Concept Embeddings tutorial
Limits of Concept Bottleneck Models
For this simple tutorial, let’s approach the trigonometry benchmark dataset with a concept bottleneck model:
import torch
import torch_explain as te
from torch_explain import datasets
from sklearn.metrics import accuracy_score
from sklearn.model_selection import train_test_split
x, c, y = datasets.trigonometry(500)
x_train, x_test, c_train, c_test, y_train, y_test = train_test_split(x, c, y, test_size=0.33, random_state=42)
We can instantiate a simple concept encoder to map the input features to the concept space and then a task predictor to map concepts to task predictions:
concept_encoder = torch.nn.Sequential(
torch.nn.Linear(x.shape[1], 10),
torch.nn.LeakyReLU(),
torch.nn.Linear(10, 8),
torch.nn.LeakyReLU(),
torch.nn.Linear(8, c.shape[1]),
torch.nn.Sigmoid(),
)
task_predictor = torch.nn.Sequential(
torch.nn.Linear(c.shape[1], 1),
)
model = torch.nn.Sequential(concept_encoder, task_predictor)
We can now train the network by optimizing the cross entropy loss on both concepts and tasks:
optimizer = torch.optim.AdamW(model.parameters(), lr=0.01)
loss_form_c = torch.nn.BCELoss()
loss_form_y = torch.nn.BCEWithLogitsLoss()
model.train()
for epoch in range(501):
optimizer.zero_grad()
# generate concept and task predictions
c_pred = concept_encoder(x_train)
y_pred = task_predictor(c_pred)
# update loss
concept_loss = loss_form_c(c_pred, c_train)
task_loss = loss_form_y(y_pred, y_train)
loss = concept_loss + 0.5*task_loss
loss.backward()
optimizer.step()
Once trained we can check the performance of the model on the test set:
c_pred = concept_encoder(x_test)
y_pred = task_predictor(c_pred)
concept_accuracy = accuracy_score(c_test, c_pred > 0.5)
task_accuracy = accuracy_score(y_test, y_pred > 0)
As you can see the performance of the model is not great as the task task accuracy is around ~80%. Can we do better?
Concept Embeddings
Using concept embeddings we can solve our problem much more efficiently.
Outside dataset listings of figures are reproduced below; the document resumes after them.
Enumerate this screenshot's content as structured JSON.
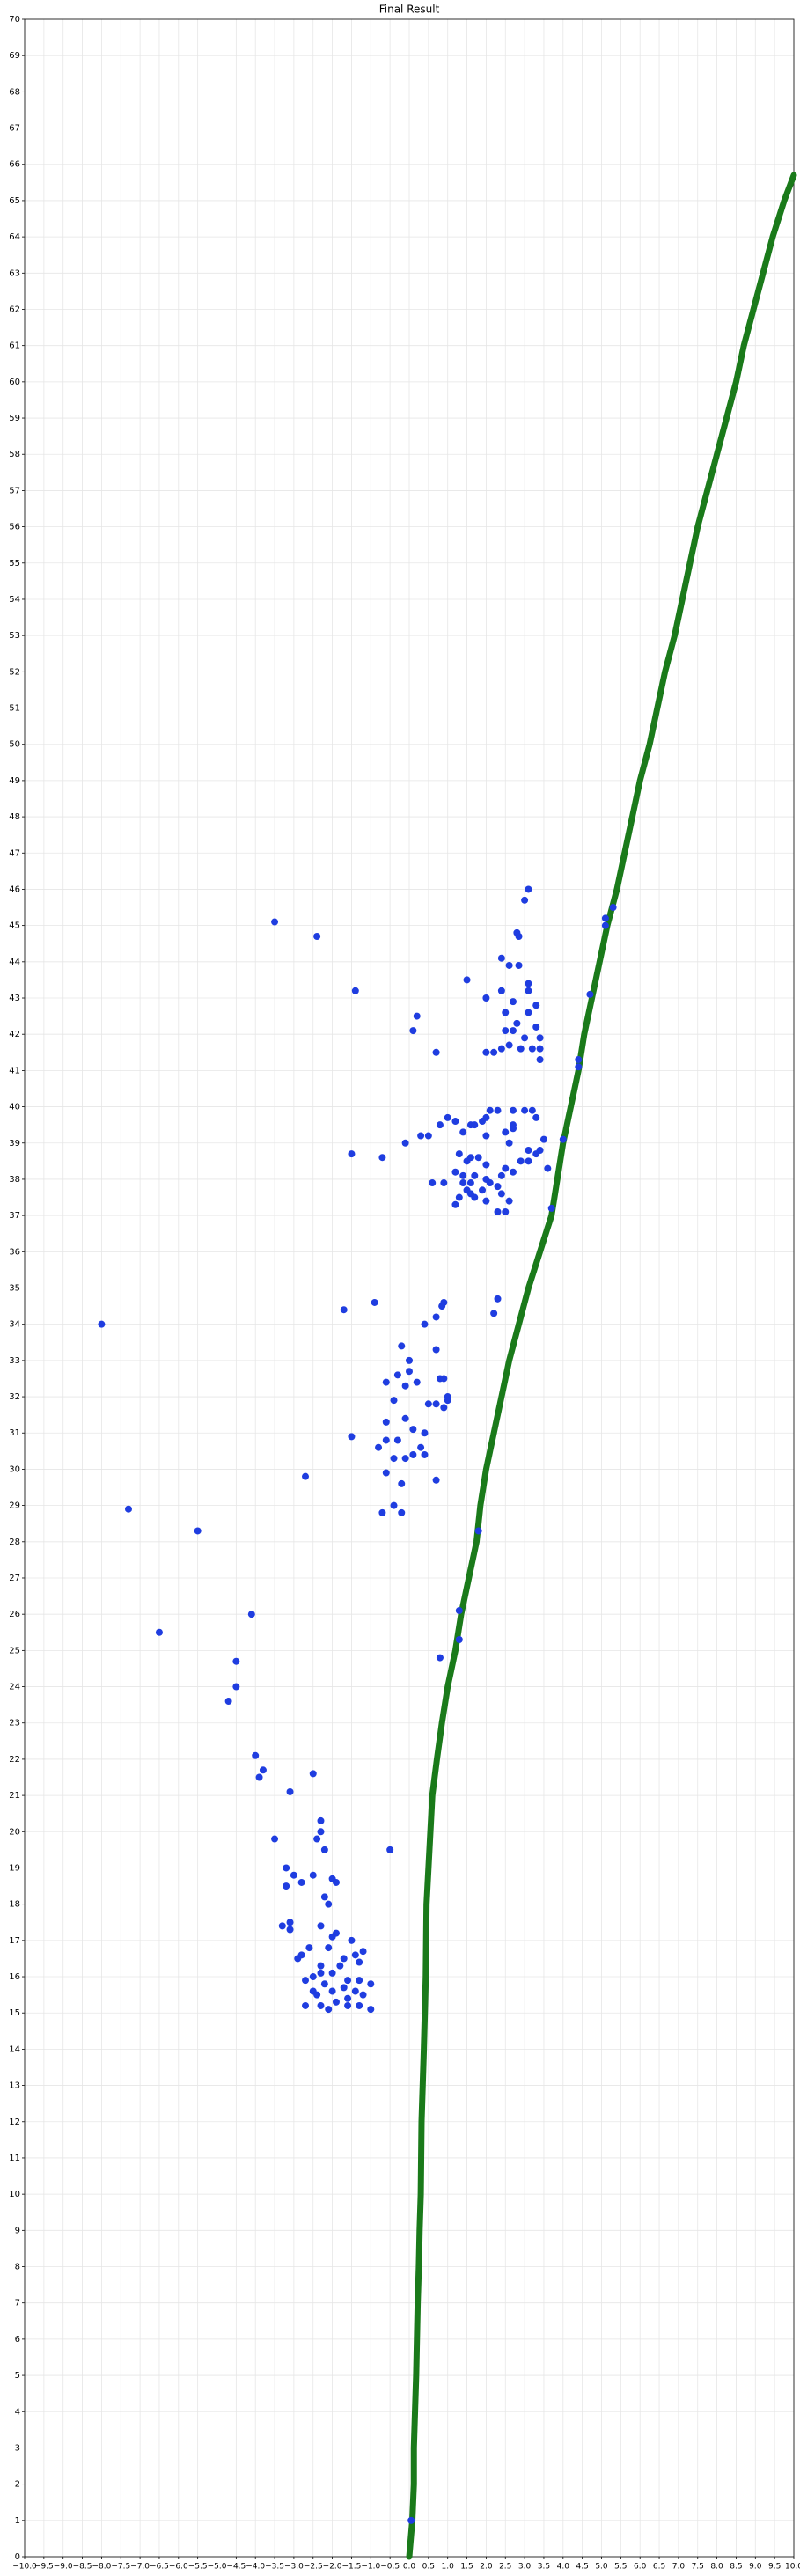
{
  "chart_data": {
    "type": "scatter",
    "title": "Final Result",
    "xlim": [
      -10,
      10
    ],
    "ylim": [
      0,
      70
    ],
    "grid": true,
    "xticks": [
      {
        "value": -10,
        "label": "−10.0"
      },
      {
        "value": -9.5,
        "label": "−9.5"
      },
      {
        "value": -9,
        "label": "−9.0"
      },
      {
        "value": -8.5,
        "label": "−8.5"
      },
      {
        "value": -8,
        "label": "−8.0"
      },
      {
        "value": -7.5,
        "label": "−7.5"
      },
      {
        "value": -7,
        "label": "−7.0"
      },
      {
        "value": -6.5,
        "label": "−6.5"
      },
      {
        "value": -6,
        "label": "−6.0"
      },
      {
        "value": -5.5,
        "label": "−5.5"
      },
      {
        "value": -5,
        "label": "−5.0"
      },
      {
        "value": -4.5,
        "label": "−4.5"
      },
      {
        "value": -4,
        "label": "−4.0"
      },
      {
        "value": -3.5,
        "label": "−3.5"
      },
      {
        "value": -3,
        "label": "−3.0"
      },
      {
        "value": -2.5,
        "label": "−2.5"
      },
      {
        "value": -2,
        "label": "−2.0"
      },
      {
        "value": -1.5,
        "label": "−1.5"
      },
      {
        "value": -1,
        "label": "−1.0"
      },
      {
        "value": -0.5,
        "label": "−0.5"
      },
      {
        "value": 0,
        "label": "0.0"
      },
      {
        "value": 0.5,
        "label": "0.5"
      },
      {
        "value": 1,
        "label": "1.0"
      },
      {
        "value": 1.5,
        "label": "1.5"
      },
      {
        "value": 2,
        "label": "2.0"
      },
      {
        "value": 2.5,
        "label": "2.5"
      },
      {
        "value": 3,
        "label": "3.0"
      },
      {
        "value": 3.5,
        "label": "3.5"
      },
      {
        "value": 4,
        "label": "4.0"
      },
      {
        "value": 4.5,
        "label": "4.5"
      },
      {
        "value": 5,
        "label": "5.0"
      },
      {
        "value": 5.5,
        "label": "5.5"
      },
      {
        "value": 6,
        "label": "6.0"
      },
      {
        "value": 6.5,
        "label": "6.5"
      },
      {
        "value": 7,
        "label": "7.0"
      },
      {
        "value": 7.5,
        "label": "7.5"
      },
      {
        "value": 8,
        "label": "8.0"
      },
      {
        "value": 8.5,
        "label": "8.5"
      },
      {
        "value": 9,
        "label": "9.0"
      },
      {
        "value": 9.5,
        "label": "9.5"
      },
      {
        "value": 10,
        "label": "10.0"
      }
    ],
    "yticks": [
      0,
      1,
      2,
      3,
      4,
      5,
      6,
      7,
      8,
      9,
      10,
      11,
      12,
      13,
      14,
      15,
      16,
      17,
      18,
      19,
      20,
      21,
      22,
      23,
      24,
      25,
      26,
      27,
      28,
      29,
      30,
      31,
      32,
      33,
      34,
      35,
      36,
      37,
      38,
      39,
      40,
      41,
      42,
      43,
      44,
      45,
      46,
      47,
      48,
      49,
      50,
      51,
      52,
      53,
      54,
      55,
      56,
      57,
      58,
      59,
      60,
      61,
      62,
      63,
      64,
      65,
      66,
      67,
      68,
      69,
      70
    ],
    "series": [
      {
        "color": "#1a7a1a",
        "style": "line",
        "x": [
          0,
          0.08,
          0.12,
          0.12,
          0.15,
          0.18,
          0.2,
          0.22,
          0.25,
          0.27,
          0.3,
          0.32,
          0.38,
          0.43,
          0.45,
          0.55,
          0.6,
          0.72,
          0.85,
          1.0,
          1.2,
          1.35,
          1.55,
          1.75,
          1.85,
          2.0,
          2.2,
          2.4,
          2.6,
          2.85,
          3.1,
          3.4,
          3.7,
          3.85,
          4.0,
          4.2,
          4.4,
          4.55,
          4.75,
          4.95,
          5.15,
          5.4,
          5.6,
          5.8,
          6.0,
          6.25,
          6.45,
          6.65,
          6.9,
          7.1,
          7.3,
          7.5,
          7.75,
          8.0,
          8.25,
          8.5,
          8.7,
          8.95,
          9.2,
          9.45,
          9.75,
          10.0
        ],
        "values": [
          0,
          1,
          2,
          3,
          4,
          5,
          6,
          7,
          8,
          9,
          10,
          12,
          14,
          16,
          18,
          20,
          21,
          22,
          23,
          24,
          25,
          26,
          27,
          28,
          29,
          30,
          31,
          32,
          33,
          34,
          35,
          36,
          37,
          38,
          39,
          40,
          41,
          42,
          43,
          44,
          45,
          46,
          47,
          48,
          49,
          50,
          51,
          52,
          53,
          54,
          55,
          56,
          57,
          58,
          59,
          60,
          61,
          62,
          63,
          64,
          65,
          65.7
        ]
      },
      {
        "color": "#1f3de0",
        "style": "markers",
        "x": [
          -8.0,
          -7.3,
          -5.5,
          -6.5,
          -4.1,
          -4.5,
          -4.5,
          -4.7,
          -4.0,
          -3.8,
          -3.9,
          -3.1,
          -2.5,
          -3.5,
          -2.4,
          -1.4,
          -1.5,
          -0.7,
          -2.7,
          -1.7,
          -1.5,
          -0.9,
          -0.5,
          0.8,
          0.2,
          0.1,
          0.7,
          -3.5,
          -3.2,
          -3.0,
          -2.8,
          -3.2,
          -2.3,
          -2.3,
          -2.4,
          -2.2,
          -2.5,
          -2.0,
          -1.9,
          -2.2,
          -2.1,
          -3.3,
          -3.1,
          -3.1,
          -2.3,
          -2.0,
          -1.9,
          -2.1,
          -1.5,
          -1.2,
          -1.4,
          -2.6,
          -2.9,
          -2.8,
          -2.3,
          -1.8,
          -2.0,
          -1.7,
          -1.3,
          -2.5,
          -2.7,
          -2.2,
          -2.3,
          -2.0,
          -1.7,
          -1.6,
          -1.4,
          -1.2,
          -1.0,
          -2.5,
          -2.7,
          -2.3,
          -2.1,
          -1.9,
          -1.6,
          -1.3,
          -1.0,
          -1.6,
          -1.3,
          -2.4,
          0.9,
          0.85,
          0.4,
          0.7,
          -0.2,
          0.0,
          0.7,
          -0.3,
          0.0,
          -0.6,
          -0.1,
          0.2,
          0.8,
          0.9,
          -0.4,
          0.5,
          0.7,
          1.0,
          0.9,
          1.0,
          -0.1,
          -0.6,
          0.1,
          0.4,
          -0.3,
          -0.6,
          0.3,
          0.1,
          0.4,
          -0.1,
          -0.8,
          -0.4,
          -0.6,
          -0.2,
          0.7,
          -0.4,
          -0.2,
          -0.7,
          3.1,
          3.0,
          2.8,
          2.85,
          2.4,
          2.6,
          2.85,
          1.5,
          3.1,
          3.1,
          2.4,
          2.0,
          2.7,
          3.3,
          3.1,
          2.5,
          2.8,
          3.3,
          2.5,
          2.7,
          3.0,
          3.4,
          2.2,
          2.0,
          2.6,
          2.9,
          3.2,
          3.4,
          3.4,
          2.4,
          2.1,
          2.3,
          2.7,
          3.0,
          3.2,
          2.0,
          3.3,
          1.0,
          1.2,
          0.8,
          1.6,
          1.7,
          2.7,
          1.9,
          2.5,
          2.7,
          1.4,
          0.3,
          0.5,
          -0.1,
          2.0,
          3.5,
          3.1,
          3.3,
          3.4,
          2.6,
          1.3,
          1.6,
          1.8,
          1.5,
          2.0,
          2.5,
          2.9,
          3.1,
          3.6,
          1.2,
          1.4,
          1.7,
          2.0,
          2.4,
          2.7,
          0.6,
          0.9,
          1.4,
          1.6,
          2.1,
          2.3,
          1.5,
          1.9,
          2.4,
          1.3,
          1.7,
          2.0,
          1.2,
          2.3,
          2.5,
          2.6,
          1.6,
          0.05,
          1.3,
          1.3,
          1.8,
          3.7,
          4.0,
          4.4,
          4.4,
          4.7,
          5.1,
          5.1,
          5.3,
          2.3,
          2.2
        ],
        "values": [
          34.0,
          28.9,
          28.3,
          25.5,
          26.0,
          24.7,
          24.0,
          23.6,
          22.1,
          21.7,
          21.5,
          21.1,
          21.6,
          45.1,
          44.7,
          43.2,
          38.7,
          38.6,
          29.8,
          34.4,
          30.9,
          34.6,
          19.5,
          24.8,
          42.5,
          42.1,
          41.5,
          19.8,
          19.0,
          18.8,
          18.6,
          18.5,
          20.3,
          20.0,
          19.8,
          19.5,
          18.8,
          18.7,
          18.6,
          18.2,
          18.0,
          17.4,
          17.3,
          17.5,
          17.4,
          17.1,
          17.2,
          16.8,
          17.0,
          16.7,
          16.6,
          16.8,
          16.5,
          16.6,
          16.3,
          16.3,
          16.1,
          16.5,
          16.4,
          16.0,
          15.9,
          15.8,
          16.1,
          15.6,
          15.7,
          15.4,
          15.6,
          15.5,
          15.8,
          15.6,
          15.2,
          15.2,
          15.1,
          15.3,
          15.2,
          15.2,
          15.1,
          15.9,
          15.9,
          15.5,
          34.6,
          34.5,
          34.0,
          34.2,
          33.4,
          33.0,
          33.3,
          32.6,
          32.7,
          32.4,
          32.3,
          32.4,
          32.5,
          32.5,
          31.9,
          31.8,
          31.8,
          32.0,
          31.7,
          31.9,
          31.4,
          31.3,
          31.1,
          31.0,
          30.8,
          30.8,
          30.6,
          30.4,
          30.4,
          30.3,
          30.6,
          30.3,
          29.9,
          29.6,
          29.7,
          29.0,
          28.8,
          28.8,
          46.0,
          45.7,
          44.8,
          44.7,
          44.1,
          43.9,
          43.9,
          43.5,
          43.4,
          43.2,
          43.2,
          43.0,
          42.9,
          42.8,
          42.6,
          42.6,
          42.3,
          42.2,
          42.1,
          42.1,
          41.9,
          41.9,
          41.5,
          41.5,
          41.7,
          41.6,
          41.6,
          41.3,
          41.6,
          41.6,
          39.9,
          39.9,
          39.9,
          39.9,
          39.9,
          39.7,
          39.7,
          39.7,
          39.6,
          39.5,
          39.5,
          39.5,
          39.5,
          39.6,
          39.3,
          39.4,
          39.3,
          39.2,
          39.2,
          39.0,
          39.2,
          39.1,
          38.8,
          38.7,
          38.8,
          39.0,
          38.7,
          38.6,
          38.6,
          38.5,
          38.4,
          38.3,
          38.5,
          38.5,
          38.3,
          38.2,
          38.1,
          38.1,
          38.0,
          38.1,
          38.2,
          37.9,
          37.9,
          37.9,
          37.9,
          37.9,
          37.8,
          37.7,
          37.7,
          37.6,
          37.5,
          37.5,
          37.4,
          37.3,
          37.1,
          37.1,
          37.4,
          37.6,
          1.0,
          25.3,
          26.1,
          28.3,
          37.2,
          39.1,
          41.1,
          41.3,
          43.1,
          45.0,
          45.2,
          45.5,
          34.7,
          34.3
        ]
      }
    ]
  }
}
We just need to define a task predictor and a concept encoder using a concept embedding layer:
import torch
import torch_explain as te
embedding_size = 8
concept_encoder = torch.nn.Sequential(
torch.nn.Linear(x.shape[1], 10),
torch.nn.LeakyReLU(),
te.nn.ConceptEmbedding(10, c.shape[1], embedding_size),
)
task_predictor = torch.nn.Sequential(
torch.nn.Linear(c.shape[1]*embedding_size, 1),
)
model = torch.nn.Sequential(concept_encoder, task_predictor)
We can now train the network by optimizing the cross entropy loss on concepts and tasks:
optimizer = torch.optim.AdamW(model.parameters(), lr=0.01)
loss_form_c = torch.nn.BCELoss()
loss_form_y = torch.nn.BCEWithLogitsLoss()
model.train()
for epoch in range(501):
optimizer.zero_grad()
# generate concept and task predictions
c_emb, c_pred = concept_encoder(x_train)
y_pred = task_predictor(c_emb.reshape(len(c_emb), -1))
# compute loss
concept_loss = loss_form_c(c_pred, c_train)
task_loss = loss_form_y(y_pred, y_train)
loss = concept_loss + 0.5*task_loss
loss.backward()
optimizer.step()
Once trained we can check the performance of the model on the test set:
c_emb, c_pred = concept_encoder.forward(x_test)
y_pred = task_predictor(c_emb.reshape(len(c_emb), -1))
concept_accuracy = accuracy_score(c_test, c_pred > 0.5)
task_accuracy = accuracy_score(y_test, y_pred > 0)
As you can see the performance of the model is now great as the task task accuracy is around ~100%.